Buying buildings to tear them down and evict arts uses is the opposite of what you want to do.
Arts as production versus arts as consumption. FWIW, my initial 2009 entry on this topic, "Arts, culture districts, and revitalization," was for a presentation at a national theater conference.
This post, "Revisiting stories: cultural planning and the need for arts-based community development corporations as real estate operators," updates it to include a point I missed originally, about the need for an arts-focused community development corporation as a key element. So the full list is now:
- Create your own discipline-specific cultural plan
- Come up with a sustainable cultural facilities plan for your community
- Create anchoring institutions and organizations
- Network and represent cultural interests at the scale of the community
- Build and share audiences across organizations and disciplines.
- Create an arts-focused community development corporation to buy, hold, and develop arts- and culture-related properties.
The original piece distinguishes between "arts as consumption" (like people going to museums and concerts) and "arts as production" (working artists, firms, and organizations producing "art"), and references the work of John Montgomery* on arts districts:
Characteristics of cultural quarters
(from Montgomery [2003], "Cultural Quarters as Mechanisms for Urban Regeneration.

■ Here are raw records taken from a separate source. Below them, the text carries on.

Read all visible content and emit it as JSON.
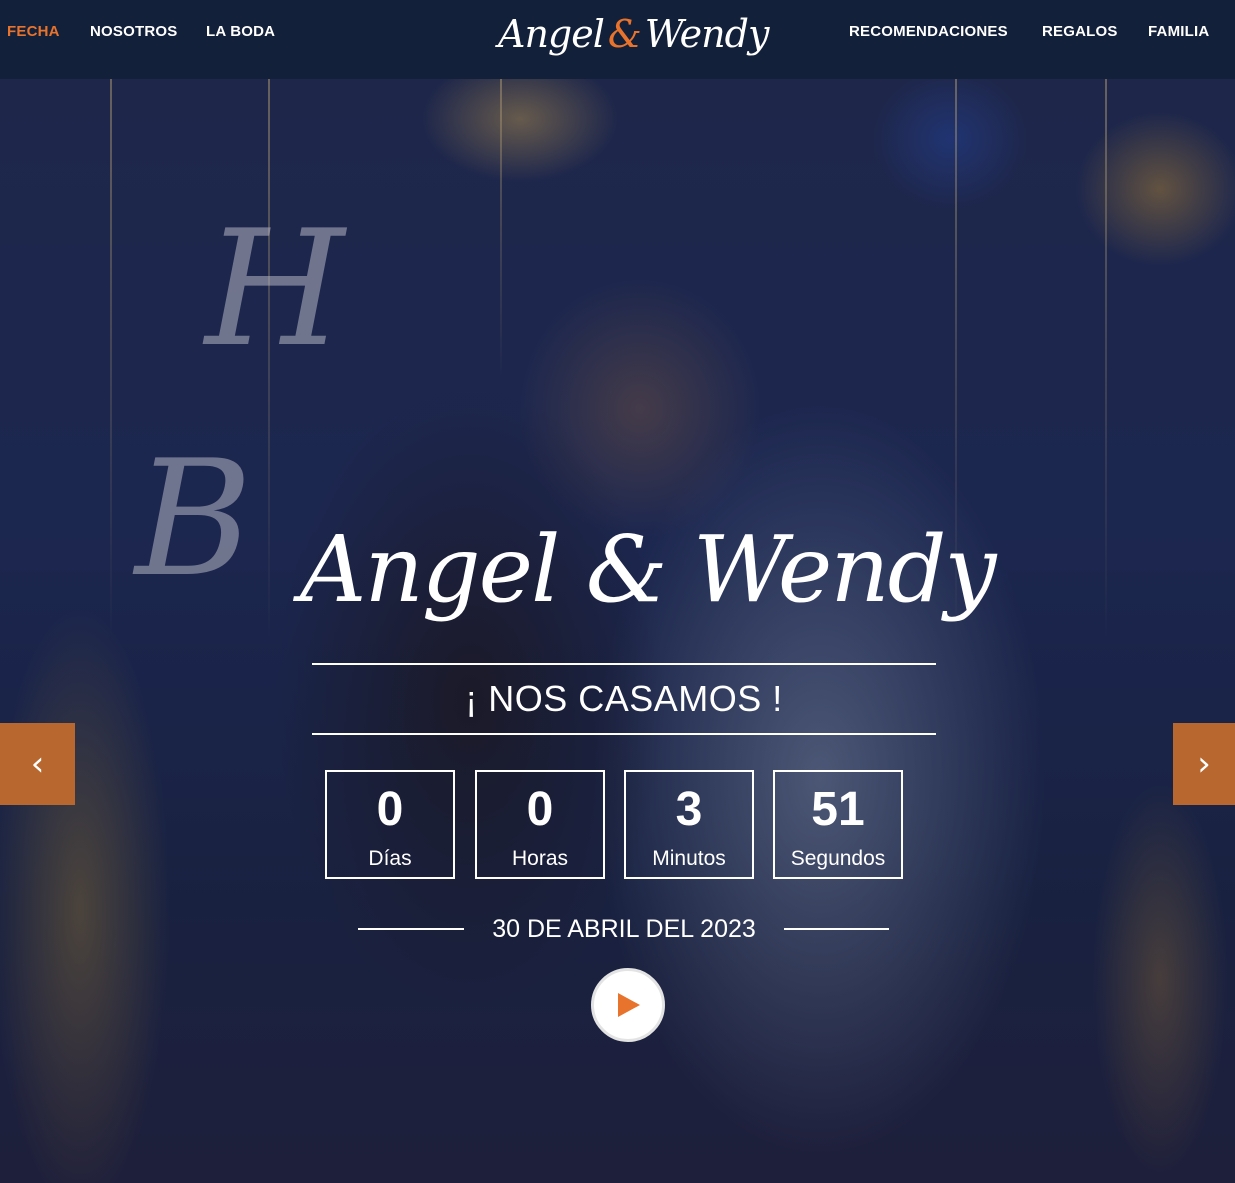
{
  "nav": {
    "left": [
      "FECHA",
      "NOSOTROS",
      "LA BODA"
    ],
    "right": [
      "RECOMENDACIONES",
      "REGALOS",
      "FAMILIA"
    ],
    "active": "FECHA",
    "logo": {
      "first": "Angel",
      "amp": "&",
      "second": "Wendy"
    }
  },
  "hero": {
    "title": "Angel & Wendy",
    "subtitle": "¡ NOS CASAMOS !",
    "countdown": [
      {
        "value": "0",
        "label": "Días"
      },
      {
        "value": "0",
        "label": "Horas"
      },
      {
        "value": "3",
        "label": "Minutos"
      },
      {
        "value": "51",
        "label": "Segundos"
      }
    ],
    "date": "30 DE ABRIL DEL 2023",
    "prev_icon": "‹",
    "next_icon": "›",
    "play_icon": "play-icon"
  },
  "colors": {
    "accent": "#e8732c",
    "nav_bg": "#13203a",
    "arrow_bg": "#b8672e"
  }
}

Part 1: Conceptualising Cultural Quarters," Planning, Practice & Research, 18:4)
slightly revised and reordered
- Cultural venues at a variety of scales, including small and medium.
- Availability of workspaces for artists and low-cost cultural producers.
- Small-firm economic development in the cultural sectors.
- Managed workspaces for office and studio users.
- Location of arts development agencies and companies.
- Arts and media training and education.
- Art in the environment.
- Community arts development initiatives.
- Stable arts funding.
- Identity, image development, branding and marketing support.
- Complementary day-time uses.
- Complementary evening uses.
Labels: arts-based revitalization, concerts-music, cultural planning
2 Comments:
This is a counter example in the Uphams Corner section of Boston.
They created a cultural plan first, well maybe not a full blown plan, but a concept, incorporating the existing city-owned Strang Theater, and then released an RFP for adjoining land, specifying what they want done with it, in part arts related, in part not arts related.
https://www.bostonglobe.com/2021/10/03/metro/boston-seeks-new-operator-strand-theatre-linchpin-uphams-corner-revitalization
Yea seems batsh*t crazy they are buying and demolishing the primary arts space in the neighborhood... And maybe in the future will rebuild it as a performing stage???